Peloton to fans: ‘No more selfies!’
CAMBRIDGE, England (VN) — In the calm before the start of Monday’s stage 3, Tejay van Garderen (BMC Racing) pointed to his right knee. Just a small scratch, but it could have been disastrous for the American podium favorite.
Van Garderen was knocked off his bike early in stage 2 on Sunday in a crash caused by fans edging onto the roadway to take “selfies.”
“There was somebody in the road that had his back to us, taking a ‘selfie.’ It caused a bit of a pileup,” van Garderen told VeloNews. “I didn’t hit that fan, I hit some riders who hit that fan. It didn’t end up causing too much damage. I fell off the bike. I had to get a bike change. You need to keep your eye out for fans.”
Van Garderen’s close call replayed itself over and over during the opening stages across Yorkshire. With record numbers of fans turning out to welcome the Tour, the narrow, twisting roads turned into a funnel of fans reaching in with cameras and smartphones, trying to capture the moment.

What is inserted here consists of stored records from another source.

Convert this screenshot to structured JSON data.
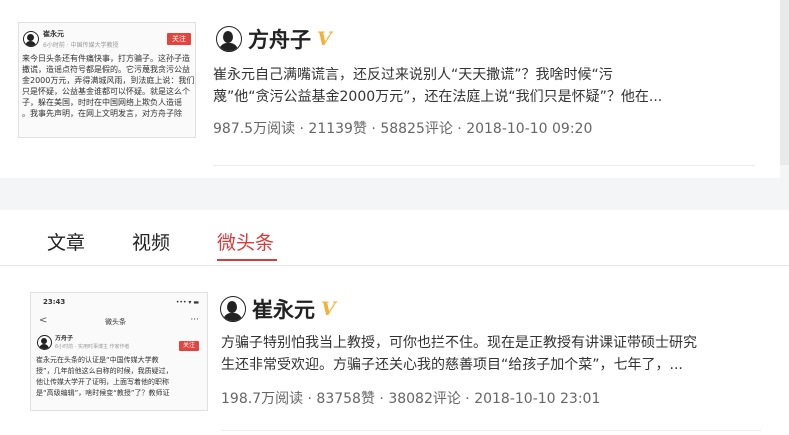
{
  "post1": {
    "thumb": {
      "author": "崔永元",
      "meta": "6小时前 · 中国传媒大学教授",
      "follow": "关注",
      "lines": [
        "来今日头条还有件痛快事，打方骗子。这孙子造",
        "撒谎，造谣点符号都是假的。它污蔑我贪污公益",
        "金2000万元，弄得满城风雨，到法庭上说：我们",
        "只是怀疑，公益基金谁都可以怀疑。就是这么个",
        "子，躲在美国，时时在中国网络上欺负人造谣",
        "。我事先声明，在网上文明发言，对方舟子除"
      ]
    },
    "author": "方舟子",
    "verified": "V",
    "excerpt_line1": "崔永元自己满嘴谎言，还反过来说别人“天天撒谎”？我啥时候“污",
    "excerpt_line2": "蔑”他“贪污公益基金2000万元”，还在法庭上说“我们只是怀疑”？他在...",
    "stats": "987.5万阅读 · 21139赞 · 58825评论 · 2018-10-10 09:20"
  },
  "tabs": {
    "articles": "文章",
    "videos": "视频",
    "weitoutiao": "微头条"
  },
  "post2": {
    "thumb": {
      "time": "23:43",
      "signal": "••• ▾ ▬",
      "back": "<",
      "title": "微头条",
      "more": "···",
      "author": "方舟子",
      "meta": "6小时前 · 实用时事博主 作家作者",
      "follow": "关注",
      "lines": [
        "崔永元在头条的认证是“中国传媒大学教",
        "授”，几年前他这么自称的时候，我质疑过，",
        "他让传媒大学开了证明，上面写着他的职称",
        "是“高级编辑”，啥时候变“教授”了？教师证"
      ]
    },
    "author": "崔永元",
    "verified": "V",
    "excerpt_line1": "方骗子特别怕我当上教授，可你也拦不住。现在是正教授有讲课证带硕士研究",
    "excerpt_line2": "生还非常受欢迎。方骗子还关心我的慈善项目“给孩子加个菜”，七年了，...",
    "stats": "198.7万阅读 · 83758赞 · 38082评论 · 2018-10-10 23:01"
  },
  "colors": {
    "accent": "#d43d3d",
    "verified": "#f2b23a"
  }
}
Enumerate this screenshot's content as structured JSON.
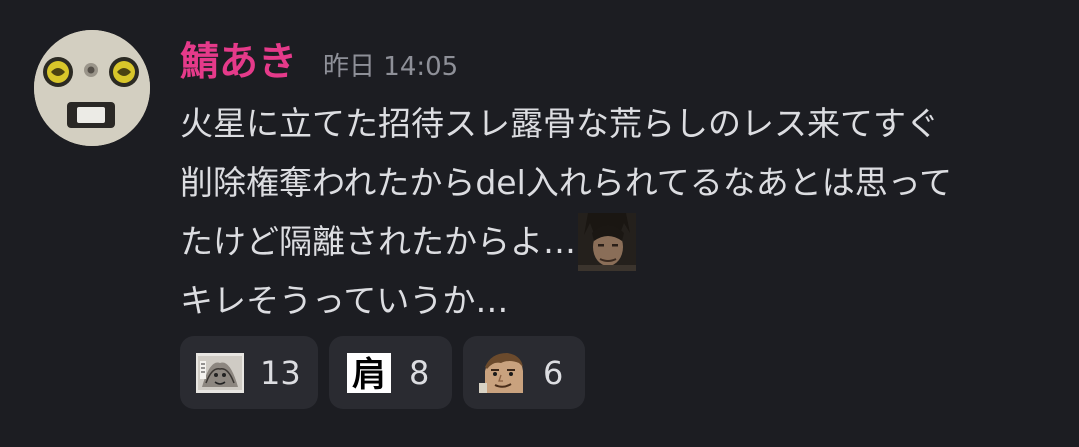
{
  "message": {
    "author": {
      "name": "鯖あき",
      "name_color": "#e53a8a",
      "avatar": "robot-face-avatar"
    },
    "timestamp": "昨日 14:05",
    "lines": [
      "火星に立てた招待スレ露骨な荒らしのレス来てすぐ",
      "削除権奪われたからdel入れられてるなあとは思って",
      "たけど隔離されたからよ…",
      "キレそうっていうか…"
    ],
    "inline_emoji": "dark-haired-man-face-emoji"
  },
  "reactions": [
    {
      "emoji": "manga-panel-emoji",
      "count": "13"
    },
    {
      "emoji": "kanji-kata-emoji",
      "glyph": "肩",
      "count": "8"
    },
    {
      "emoji": "anime-face-emoji",
      "count": "6"
    }
  ],
  "colors": {
    "background": "#1c1d22",
    "text": "#dcdde1",
    "muted": "#8e9098",
    "reaction_bg": "#2a2b31"
  }
}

A Giant-Shimano rider clipped the arm of a fan taking a photo during a run-up to an intermediate sprint on Sunday. Other incidents also happened throughout the pandemonium of the stages.
Twitter was alight with messages from riders begging fans to stay off the roadways, and to not take “selfies.”
The self-portrait craze hit its nadir during the Giro d’Italia in Belfast when an over-zealous fan snapped a “selfie” with Marcel Kittel (Giant-Shimano) after the German won the stage and collapsed on the ground in exhaustion from the effort.
With tens of thousands of fans lining the English roads 10-deep, things turned from party atmosphere to dangerous. Riders were relieved that no one, fans or racers, were seriously injured.
“It’s actually pretty dangerous,” Nicolas Roche (Tinkoff-Saxo) told VeloNews. “They have the reflex to turn around to take the pictures, and they’re not realizing there are 196 riders coming behind them.
“It seems to be the new fashion, and everyone wants to get that cool shot,” Roche continued. “I don’t think people realize how much it would hurt to get hit by a cyclist. People taking ‘selfies’ are actually causing a lot of crashes. The riders throw themselves into the bunch to avoid hitting the public.”
The problem of the “selfie” phenomenon was compounded by a record number of fans who are relatively inexperienced with the sport.
Cycling has boomed in Great Britain over the past decade, as Team Sky, led by Bradley Wiggins and Chris Froome, has won back-to-back Tours.
That’s brought millions of new fans to the sport, and with the Tour spinning over British soil for just the fourth time, it seems all of them wanted to see the race in person.
Many are hopeful that things will calm down once the Tour returns to France for Tuesday’s stage 4.
“It will be different in France,” said Tinkoff-Saxo manager Bjarne Riis. “The French fans know cycling. Here, they are new to the sport, and don’t know how dangerous it is for the riders, and them.”
For GC riders like van Garderen, fans taking self-portraits with their iPhones are just another hazard to avoid in the long and treacherous road to Paris.
“That’s always the first week’s goal of the Tour, stay upright and stay out of trouble,” he said. “We’re staying out of trouble, working well together, staying focused, having some fun. We’ve just got to keep it rolling. We hope we can keep it like this all the way to Paris.”
After Sunday’s close call, don’t expect too many “selfies” from van Garderen.
“I’ve never been a fan of ‘selfies.’ It seems kind of vain,” van Garderen said with a laugh. “”Man, I am looking so good right now, I need to document this moment – click!’ Come on.”